La Rosario se acercó a la mesa:

– Lo que yo suponía: que se quedan de dormida. Y ese bestia ha dicho que la Relicario no sale por sus tales y por sus cuales, y que el que sea hombre, que vaya…

– Esperaremos. Ya se dormirá -dijo Plinio,

Don Lotario se frotó las manos.

– Más anís, Rosario -pidió Andrés.

– ¿Y por dónde lo encontró? -preguntó Plinio entornando los ojos. -No sé -respondió el Ciego.

– ¿Es que no se lo dijo?

– No; porque el que le ha traído la foto a la Relicario no es el que la encontró.

– ¡Ah!

– La encontró un carrero, y como sabía que la Relicario es amiga de Antonio Pavitos, el dependiente de los Belda, se la dio, que es el que la ha traído.

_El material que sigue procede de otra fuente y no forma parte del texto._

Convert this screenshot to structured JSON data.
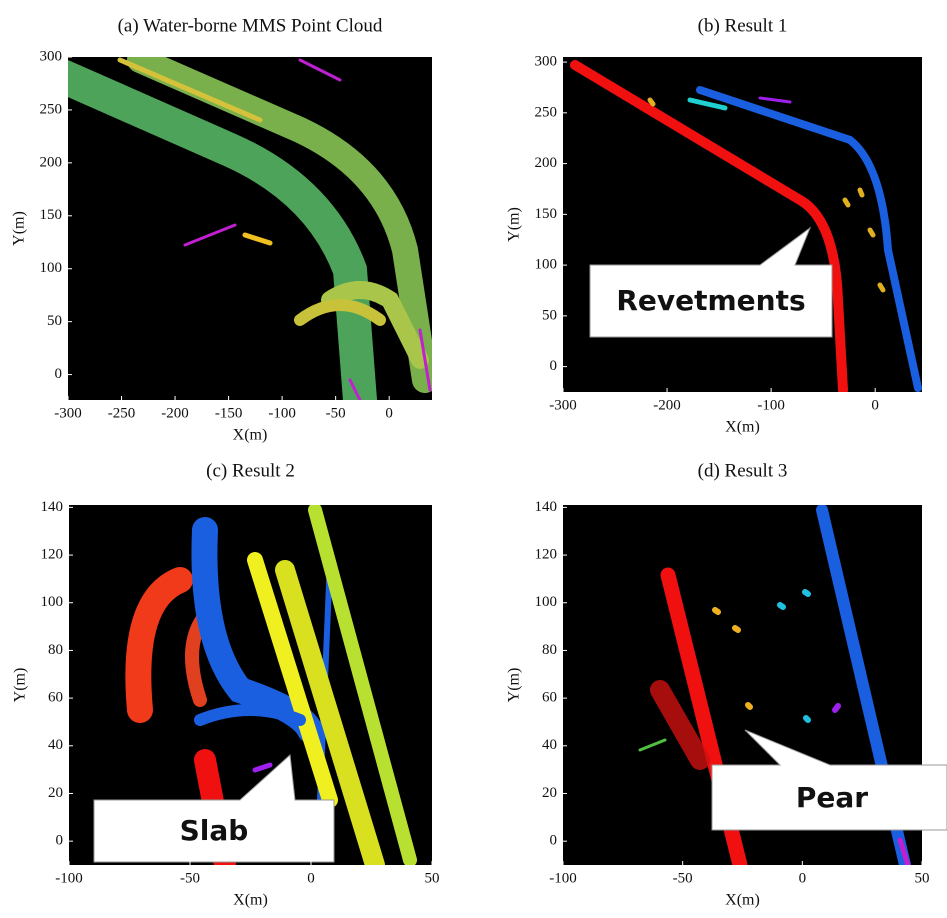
{
  "chart_data": [
    {
      "type": "point-cloud",
      "title": "(a) Water-borne MMS  Point Cloud",
      "xlabel": "X(m)",
      "ylabel": "Y(m)",
      "xlim": [
        -300,
        40
      ],
      "ylim": [
        -24,
        300
      ],
      "xticks": [
        -300,
        -250,
        -200,
        -150,
        -100,
        -50,
        0
      ],
      "yticks": [
        0,
        50,
        100,
        150,
        200,
        250,
        300
      ]
    },
    {
      "type": "point-cloud",
      "title": "(b) Result 1",
      "xlabel": "X(m)",
      "ylabel": "Y(m)",
      "xlim": [
        -300,
        45
      ],
      "ylim": [
        -25,
        305
      ],
      "xticks": [
        -300,
        -200,
        -100,
        0
      ],
      "yticks": [
        0,
        50,
        100,
        150,
        200,
        250,
        300
      ],
      "annotation": "Revetments"
    },
    {
      "type": "point-cloud",
      "title": "(c) Result 2",
      "xlabel": "X(m)",
      "ylabel": "Y(m)",
      "xlim": [
        -100,
        50
      ],
      "ylim": [
        -10,
        141
      ],
      "xticks": [
        -100,
        -50,
        0,
        50
      ],
      "yticks": [
        0,
        20,
        40,
        60,
        80,
        100,
        120,
        140
      ],
      "annotation": "Slab"
    },
    {
      "type": "point-cloud",
      "title": "(d) Result 3",
      "xlabel": "X(m)",
      "ylabel": "Y(m)",
      "xlim": [
        -100,
        50
      ],
      "ylim": [
        -10,
        141
      ],
      "xticks": [
        -100,
        -50,
        0,
        50
      ],
      "yticks": [
        0,
        20,
        40,
        60,
        80,
        100,
        120,
        140
      ],
      "annotation": "Pear"
    }
  ]
}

– ¿Entonces? ¿Pavitos es ahora el amigo de turno?

– Eso parece. El caso es que como a la Relicario se le saltaron las lágrimas al ver la foto que había dado a Carnicero, Pavitos le arreó dos chuscas que casi la deja sin muelas…

– ¿Cuándo fue eso?

– Esta siesta. El Pavitos siempre viene por la siesta hasta la hora de abrir.

– ¿No dijo cómo se llama el carrero?

– No. Yo creo que esto podía interesarte, ¿no?

– Mucho, Andrés, mucho.

Habían acabado con El manisero y dos piezas más -L a java y Con una falda de percal planchao- y la Rosario se dedicaba ahora a la cobranza de pareja en pareja.

Poco a poco se iba despejando el local.

El ciego volvió a la tarima y tocaron nuevas piezas, de tres en tres, sin casi interrupción, para retener a la parroquia.

A don Lotario ya no se le veían los ojos de puro sueño. Además, con tanto anís, estaba un poco «mamao». Plinio parecía impasible, pito tras pito, copa tras copa, con los ojos entornados y el gesto escéptico, observaba a la gente.

A las cuatro de la mañana sólo quedaban clientes en torno a una mesa, en compañía de todas las pupilas libres.